FRANKFURT, February 22 - Given rising inflation threats, the European Central Bank might have to terminate its bond purchases sooner than anticipated. According to ECB policymaker Gaston Reinesch, joining a growing number of rates-makers now openly discussing a curb in stimulus.
The European Central Bank has decided not to hike rates this year, and several policymakers have expressly advocated an end to bond purchases this year, which is a prerequisite for any rate rise.
Reinesch, one of the most well-known members of the ECB's Governing Council, said today's price fluctuations might boost wages while the economy might return to full capacity quicker than predicted, both of which may result in inflation pressures.
"It would not be entirely justified to think that the end of net asset purchases under the current Asset Purchase Programme might come sooner than it was anticipated, according to a blog post. Reinesch, the central bank governor of Luxembourg, said in a statement.

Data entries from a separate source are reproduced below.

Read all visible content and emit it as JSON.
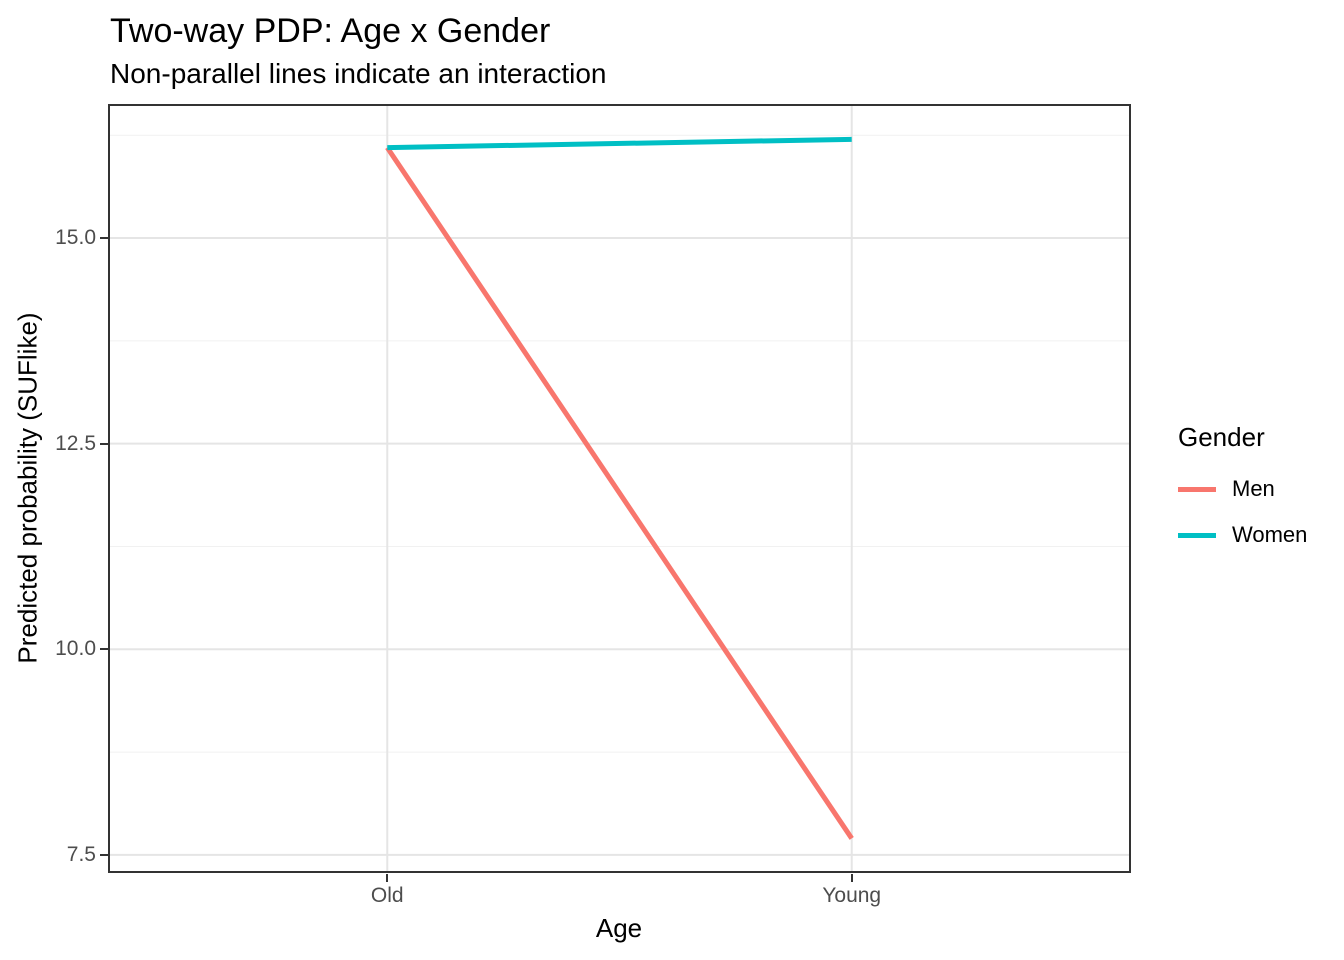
{
  "chart_data": {
    "type": "line",
    "title": "Two-way PDP: Age x Gender",
    "subtitle": "Non-parallel lines indicate an interaction",
    "xlabel": "Age",
    "ylabel": "Predicted probability (SUFlike)",
    "categories": [
      "Old",
      "Young"
    ],
    "x_positions": [
      0.273,
      0.727
    ],
    "series": [
      {
        "name": "Men",
        "color": "#F8766D",
        "values": [
          16.1,
          7.7
        ]
      },
      {
        "name": "Women",
        "color": "#00BFC4",
        "values": [
          16.1,
          16.2
        ]
      }
    ],
    "ylim": [
      7.28,
      16.63
    ],
    "y_ticks": [
      7.5,
      10.0,
      12.5,
      15.0
    ],
    "y_tick_labels": [
      "7.5",
      "10.0",
      "12.5",
      "15.0"
    ],
    "y_minor_ticks": [
      8.75,
      11.25,
      13.75,
      16.25
    ],
    "grid": true,
    "legend": {
      "title": "Gender",
      "position": "right",
      "items": [
        {
          "label": "Men",
          "color": "#F8766D"
        },
        {
          "label": "Women",
          "color": "#00BFC4"
        }
      ]
    },
    "colors": {
      "grid_major": "#E5E5E5",
      "grid_minor": "#F1F1F1",
      "panel_border": "#333333",
      "tick": "#333333",
      "tick_label": "#4D4D4D",
      "text": "#000000",
      "background": "#FFFFFF"
    }
  }
}
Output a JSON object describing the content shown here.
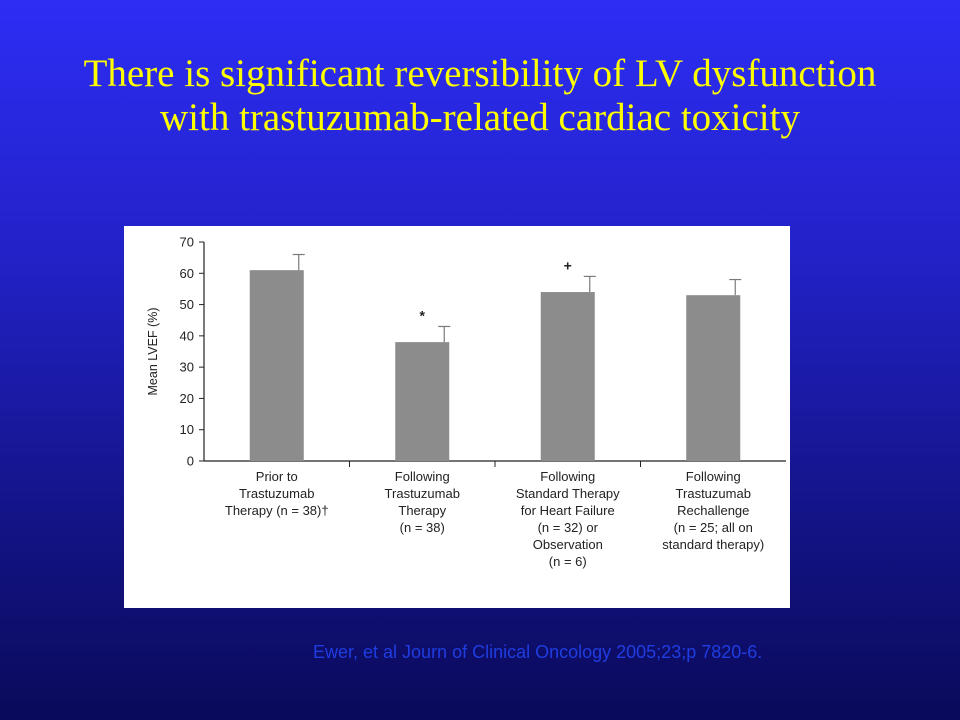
{
  "slide": {
    "title": "There is significant reversibility of LV dysfunction with trastuzumab-related cardiac toxicity",
    "citation": "Ewer, et al Journ of Clinical Oncology 2005;23;p 7820-6.",
    "colors": {
      "title": "#ffff00",
      "citation": "#1f3de0",
      "bar": "#8c8c8c"
    }
  },
  "chart_data": {
    "type": "bar",
    "ylabel": "Mean LVEF (%)",
    "ylim": [
      0,
      70
    ],
    "yticks": [
      "0",
      "10",
      "20",
      "30",
      "40",
      "50",
      "60",
      "70"
    ],
    "grid": false,
    "categories": [
      [
        "Prior to",
        "Trastuzumab",
        "Therapy (n = 38)†"
      ],
      [
        "Following",
        "Trastuzumab",
        "Therapy",
        "(n = 38)"
      ],
      [
        "Following",
        "Standard Therapy",
        "for Heart Failure",
        "(n = 32) or",
        "Observation",
        "(n = 6)"
      ],
      [
        "Following",
        "Trastuzumab",
        "Rechallenge",
        "(n = 25; all on",
        "standard therapy)"
      ]
    ],
    "values": [
      61,
      38,
      54,
      53
    ],
    "error": [
      5,
      5,
      5,
      5
    ],
    "markers": [
      "",
      "*",
      "+",
      ""
    ]
  }
}
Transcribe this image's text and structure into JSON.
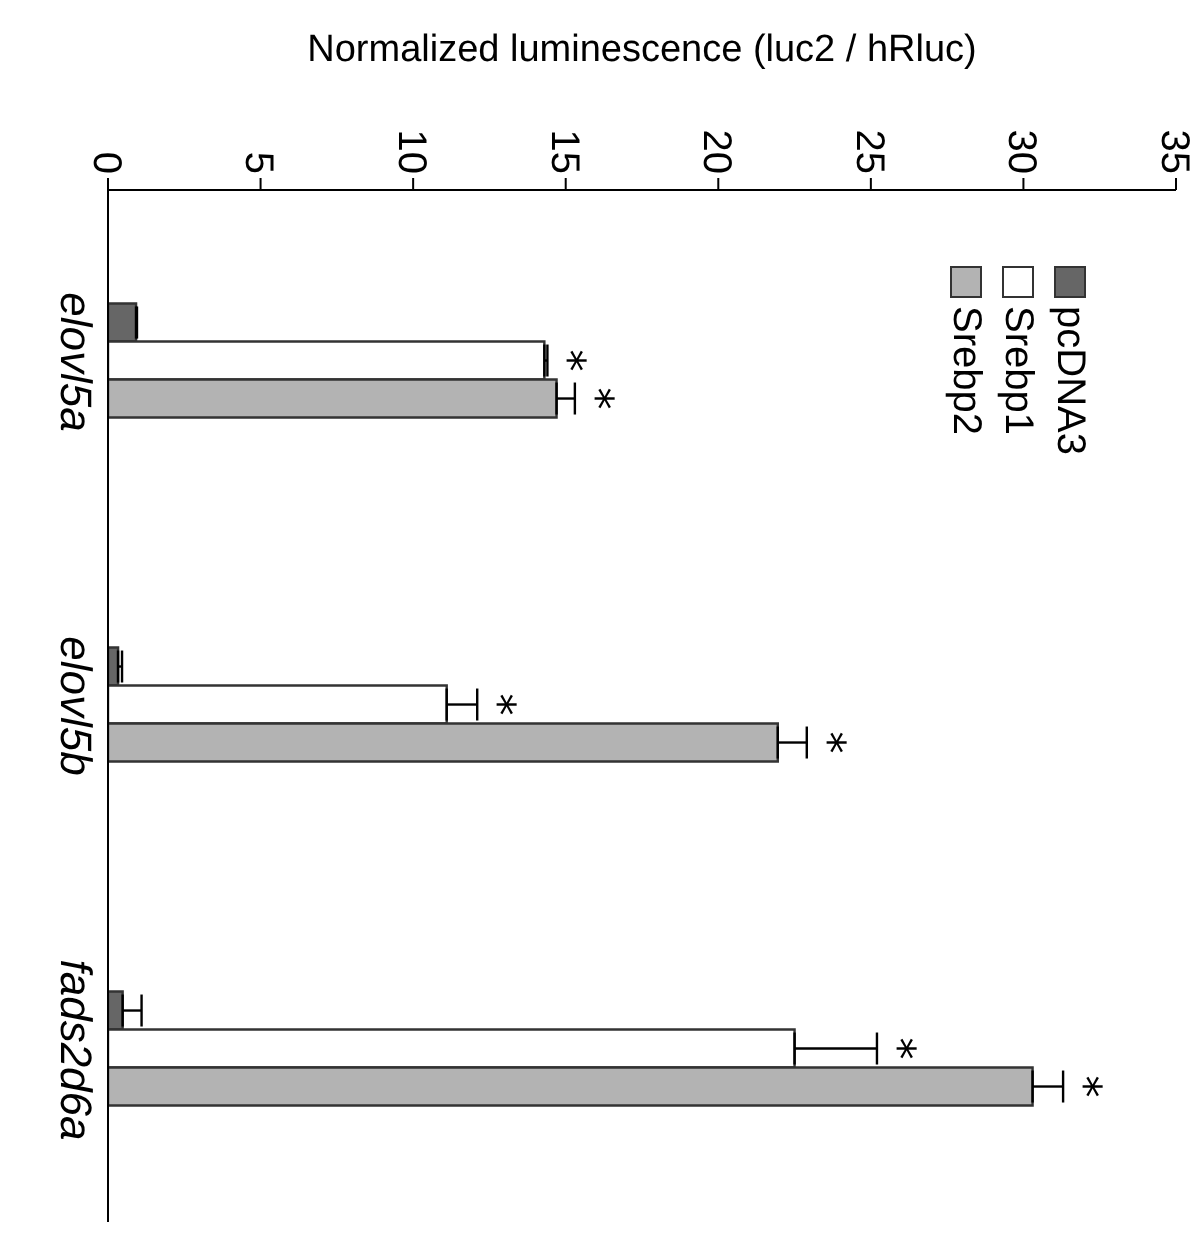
{
  "chart_data": {
    "type": "bar",
    "orientation": "horizontal",
    "xlabel": "Normalized luminescence (luc2 / hRluc)",
    "categories": [
      "elovl5a",
      "elovl5b",
      "fads2d6a"
    ],
    "xlim": [
      0,
      35
    ],
    "xticks": [
      0,
      5,
      10,
      15,
      20,
      25,
      30,
      35
    ],
    "legend": "top right",
    "series": [
      {
        "name": "pcDNA3",
        "color": "#666666",
        "values": [
          0.92,
          0.33,
          0.48
        ],
        "errors": [
          [
            0.92,
            0.95
          ],
          [
            0.33,
            0.46
          ],
          [
            0.48,
            1.1
          ]
        ]
      },
      {
        "name": "Srebp1",
        "color": "#ffffff",
        "values": [
          14.3,
          11.1,
          22.5
        ],
        "errors": [
          [
            14.3,
            14.4
          ],
          [
            11.1,
            12.1
          ],
          [
            22.5,
            25.2
          ]
        ],
        "value_labels": [
          "*",
          "*",
          "*"
        ]
      },
      {
        "name": "Srebp2",
        "color": "#b3b3b3",
        "values": [
          14.7,
          21.95,
          30.3
        ],
        "errors": [
          [
            14.7,
            15.3
          ],
          [
            21.95,
            22.9
          ],
          [
            30.3,
            31.3
          ]
        ],
        "value_labels": [
          "*",
          "*",
          "*"
        ]
      }
    ]
  }
}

Despite the fact that inflation risks are mostly in the near future, higher readings are also possible further out, affecting the bank's policy horizon.
Policymakers from the European Central Bank will meet in an informal meeting in Paris on Thursday and hold their next policy meeting on March 10.
Economists polled by Reuters forecast policymakers to conclude bond purchases in the third quarter of the year, while the first rate rise may come in the third or fourth quarter.